Вскоре после того, как Остия подверглась нападению пиратов, стены и ворота были построены консулом 63 года до н. э. Этим консулом был не кто иной, как Марк Туллий Цицерон, самый известный римский оратор и писатель, язык которого считается стандартом «золотой латыни». Репутация Цицерона-стилиста безупречна до такой степени, что некоторые словари и грамматики латинского языка указывают, что все цитаты, автор которых в тексте не указан, принадлежат Цицерону; таких цитат намного больше, чем изречений любого другого автора, и их грамматический авторитет непоколебим. Неизвестно, как отнесся бы Цицерон к такой посмертной славе: он всю жизнь мечтал о серьезной политической карьере, о том, чтобы быть отцом отечества и спасителем республики. Судебное красноречие было для него ступенькой к этой цели, а философские и моральные трактаты — отдыхом от трудов и попыткой отвлечься, когда политические дела пошли вразнос.
Первая речь Цицерона против Катилины, произнесенная в храме Юпитера Статора, где собрался Сенат, начинается так: «Доколе же ты, Катилина, будешь злоупотреблять нашим терпением? Как долго еще ты, в своем бешенстве, будешь издеваться над нами? До каких пределов ты будешь кичиться своей дерзостью, не знающей узды? Неужели тебя не встревожили ни ночные караулы на Палатине, ни стража, обходящая город, ни страх, охвативший народ, ни присутствие всех честных людей, ни выбор этого столь надежно защищенного места для заседания сената, ни лица и взоры всех присутствующих? Неужели ты не понимаешь, что твои намерения открыты? Не видишь, что твой заговор уже известен всем присутствующим и раскрыт? Кто из нас, по твоему мнению, не знает, что делал ты последней, что предыдущей ночью, где ты был, кого сзывал, какое решение принял? О, времена! О, нравы! Сенат все это понимает, консул видит, а этот человек все еще жив».[57]

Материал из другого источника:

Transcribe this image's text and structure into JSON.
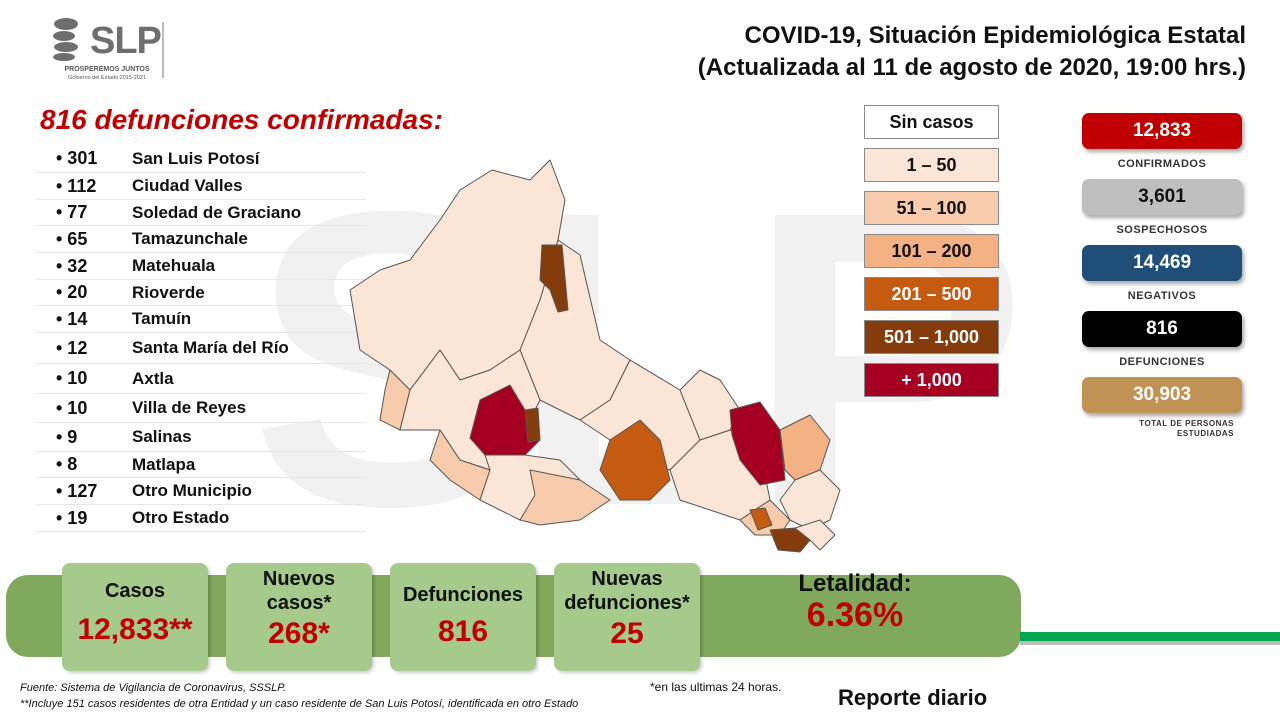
{
  "logo": {
    "text": "SLP",
    "line1": "PROSPEREMOS JUNTOS",
    "line2": "Gobierno del Estado 2015-2021"
  },
  "title": {
    "line1": "COVID-19, Situación Epidemiológica Estatal",
    "line2": "(Actualizada al 11 de agosto de 2020, 19:00 hrs.)"
  },
  "watermark": "SLP",
  "deaths_heading": "816 defunciones confirmadas:",
  "deaths": [
    {
      "count": "• 301",
      "name": "San Luis Potosí"
    },
    {
      "count": "• 112",
      "name": "Ciudad Valles"
    },
    {
      "count": "• 77",
      "name": "Soledad de Graciano"
    },
    {
      "count": "• 65",
      "name": "Tamazunchale"
    },
    {
      "count": "• 32",
      "name": "Matehuala"
    },
    {
      "count": "• 20",
      "name": "Rioverde"
    },
    {
      "count": "• 14",
      "name": "Tamuín"
    },
    {
      "count": "• 12",
      "name": "Santa María del Río"
    },
    {
      "count": "• 10",
      "name": "Axtla"
    },
    {
      "count": "• 10",
      "name": "Villa de Reyes"
    },
    {
      "count": "• 9",
      "name": "Salinas"
    },
    {
      "count": "• 8",
      "name": "Matlapa"
    },
    {
      "count": "• 127",
      "name": "Otro Municipio"
    },
    {
      "count": "• 19",
      "name": "Otro Estado"
    }
  ],
  "legend": [
    {
      "label": "Sin casos",
      "color": "#ffffff",
      "text_color": "#111111"
    },
    {
      "label": "1 – 50",
      "color": "#fbe5d6",
      "text_color": "#111111"
    },
    {
      "label": "51 – 100",
      "color": "#f8cbad",
      "text_color": "#111111"
    },
    {
      "label": "101 – 200",
      "color": "#f4b183",
      "text_color": "#111111"
    },
    {
      "label": "201 – 500",
      "color": "#c55a11",
      "text_color": "#ffffff"
    },
    {
      "label": "501 – 1,000",
      "color": "#843c0c",
      "text_color": "#ffffff"
    },
    {
      "label": "+ 1,000",
      "color": "#a50021",
      "text_color": "#ffffff"
    }
  ],
  "stats": [
    {
      "value": "12,833",
      "label": "CONFIRMADOS",
      "color": "#c00000",
      "text_color": "#ffffff"
    },
    {
      "value": "3,601",
      "label": "SOSPECHOSOS",
      "color": "#bfbfbf",
      "text_color": "#111111"
    },
    {
      "value": "14,469",
      "label": "NEGATIVOS",
      "color": "#1f4e79",
      "text_color": "#ffffff"
    },
    {
      "value": "816",
      "label": "DEFUNCIONES",
      "color": "#000000",
      "text_color": "#ffffff"
    },
    {
      "value": "30,903",
      "label": "TOTAL DE PERSONAS ESTUDIADAS",
      "color": "#c09254",
      "text_color": "#ffffff"
    }
  ],
  "summary": {
    "cases_label": "Casos",
    "cases_value": "12,833**",
    "new_cases_label": "Nuevos casos*",
    "new_cases_value": "268*",
    "deaths_label": "Defunciones",
    "deaths_value": "816",
    "new_deaths_label": "Nuevas defunciones*",
    "new_deaths_value": "25",
    "lethality_label": "Letalidad:",
    "lethality_value": "6.36%"
  },
  "footer": {
    "source": "Fuente: Sistema de Vigilancia  de Coronavirus, SSSLP.",
    "note": "**Incluye 151 casos residentes de otra Entidad  y un caso residente de San Luis Potosí, identificada  en otro Estado",
    "last24": "*en las ultimas 24 horas.",
    "report": "Reporte diario"
  }
}
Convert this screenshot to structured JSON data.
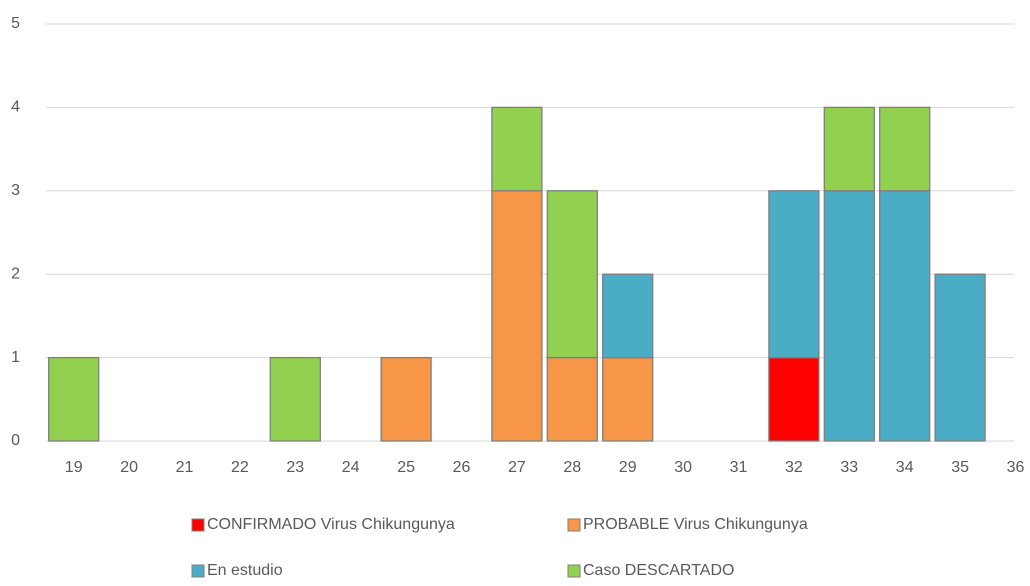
{
  "chart_data": {
    "type": "stacked_bar",
    "categories": [
      "19",
      "20",
      "21",
      "22",
      "23",
      "24",
      "25",
      "26",
      "27",
      "28",
      "29",
      "30",
      "31",
      "32",
      "33",
      "34",
      "35",
      "36"
    ],
    "series": [
      {
        "name": "CONFIRMADO Virus Chikungunya",
        "color": "#ff0000",
        "values": [
          0,
          0,
          0,
          0,
          0,
          0,
          0,
          0,
          0,
          0,
          0,
          0,
          0,
          1,
          0,
          0,
          0,
          0
        ]
      },
      {
        "name": "PROBABLE Virus Chikungunya",
        "color": "#f79646",
        "values": [
          0,
          0,
          0,
          0,
          0,
          0,
          1,
          0,
          3,
          1,
          1,
          0,
          0,
          0,
          0,
          0,
          0,
          0
        ]
      },
      {
        "name": "En estudio",
        "color": "#4bacc6",
        "values": [
          0,
          0,
          0,
          0,
          0,
          0,
          0,
          0,
          0,
          0,
          1,
          0,
          0,
          2,
          3,
          3,
          2,
          0
        ]
      },
      {
        "name": "Caso DESCARTADO",
        "color": "#92d050",
        "values": [
          1,
          0,
          0,
          0,
          1,
          0,
          0,
          0,
          1,
          2,
          0,
          0,
          0,
          0,
          1,
          1,
          0,
          0
        ]
      }
    ],
    "ylim": [
      0,
      5
    ],
    "yticks": [
      0,
      1,
      2,
      3,
      4,
      5
    ],
    "grid": true
  }
}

Между тем именно в 63 году он как никогда был близок к своей заветной мечте. Безродный выскочка, «новый человек»
Несмотря на то что консульский год Цицерону достался бурный, он нашел время и силы заняться Остией. Скорее всего, такое поручение он получил от Сената. Но из произведений Цицерона известно, что мореплаванию и гаваням он придавал большое значение — так что его личные убеждения и общественный долг счастливо совпали.
Судьба и здесь сыграла с Цицероном злую шутку. Когда ворота ремонтировали в I веке нашей эры, при императоре Домициане, на них подновили надпись. Она сохранилась в виде мелких кусков, из которых археологи и филологи постарались сложить понятный текст. Оказалось, что кроме имени Цицерона (который «возвел» ворота) там указано имя народного трибуна Клодия Пульхра, который их «завершил и посвятил». Это было бы непримечательно, если бы Клодий не был злейшим, заклятым врагом Цицерона. Сохранились жалобы Цицерона на то, что Клодий вписывает свое имя на чужие постройки — возможно, сердце у оратора болело в первую очередь за дорогие ему остийские ворота.